Aid Delivery in Syria
Leveraging data to make humanitarian aid delivery safer and more efficient
My main project at Palantir was to design a route planning dashboard to aid the daily decisions taken by Mercy Corps’ logistics coordinators.
|Team||1 deployment strategist, 2 engineers|
|Tools||Sketch, Principle, CSS|
On the Philanthropy team, Palantir partners with non profit organizations to help them take a data driven approach to solve some of the world’s most pressing issues. My team in particular partnered with Mercy Corps, a major aid delivery organization, to make aid delivery in Syria safer and more effective.
Problem and Opportunity
Mercy Corps had a lot of data on incidents, border status, routes, etc. However, the data is extremely dispersed and there is no single source of truth. This led to a very ad-hoc approach in route planning where decisions were made on a case to case basis.
There’s an opportunity to make aid delivery safer and more efficient. We can integrate all these different data sources, couple them with analysis tools, and put them in front of human experts to help them make the right decision much faster in a systematic fashion.
To design a solution that both solves existing pain points and is compatible with the existing process, we needed an accurate understanding of our user’s objectives and current workflow. Based on our weekly calls with the logistics coordinator operating in the field, and past transcripts, I modelled the current workflow in a workflow diagram.
- These are the main findings of the exercise:
- 1. Getting plans approved by the Security team is a high friction point
- 2. Logistics receives delivery plans from Programming team, and decides on a daily basis how to send each convoy
- 3. Convoys take the primary routes when possible, and use secondary routes as an alternative depending on the security situation
- 4. Closed borders are communicated via phone by the truck drivers or people stationed at the border, which is inefficient
- 5. Decisions on whether to send a convoy is dependent on incident trends over time
The final product delivered to our partner was a dashboard that integrated warehouse data, security data, and routes data. Over the course of two months, it became the single source of truth for our partners. No longer was their data living in odd spreadsheets and lone Google maps.

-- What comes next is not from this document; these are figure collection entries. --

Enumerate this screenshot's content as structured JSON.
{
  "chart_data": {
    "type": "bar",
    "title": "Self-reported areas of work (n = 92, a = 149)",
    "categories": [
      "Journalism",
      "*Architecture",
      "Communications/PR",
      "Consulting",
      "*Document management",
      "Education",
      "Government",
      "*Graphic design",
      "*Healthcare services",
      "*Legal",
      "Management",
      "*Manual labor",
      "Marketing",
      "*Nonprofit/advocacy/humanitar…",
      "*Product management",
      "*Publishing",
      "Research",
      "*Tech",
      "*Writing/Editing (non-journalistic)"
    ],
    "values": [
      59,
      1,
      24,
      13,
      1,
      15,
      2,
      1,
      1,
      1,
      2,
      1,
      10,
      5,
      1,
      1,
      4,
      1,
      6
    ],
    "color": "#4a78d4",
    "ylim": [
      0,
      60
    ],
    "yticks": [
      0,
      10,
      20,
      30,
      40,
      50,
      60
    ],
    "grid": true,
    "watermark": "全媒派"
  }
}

Situation Awareness at a Glance
Primary and Secondary routes are colour coded by their security risk via guidelines we developed together with our partners.
Border statuses are displayed on the map, and inaccessible routes are grayed out for an immediate assessment of coverage.
The convoy panel gives the team an overview of the day's planned convoys and highlights hi-pri issues, such as closed border, allowing the team to take immediate action and redirect the convoys.
Single Souce of Truth
The dashboard integrates commodity data, security data, and routes data – the three main datasets for the Planning, Security, and Logistics team. By having a dashboard that all teams can refer to, it is much easier to communicate across teams and reduce friction in decision making.
Data Driven Decision Making
Incident trends overtime help our partners to avoid areas that where conflict is escalating.
Time heatmaps of when incidents allow for smarter planning of when to send convoys to minimize security risk.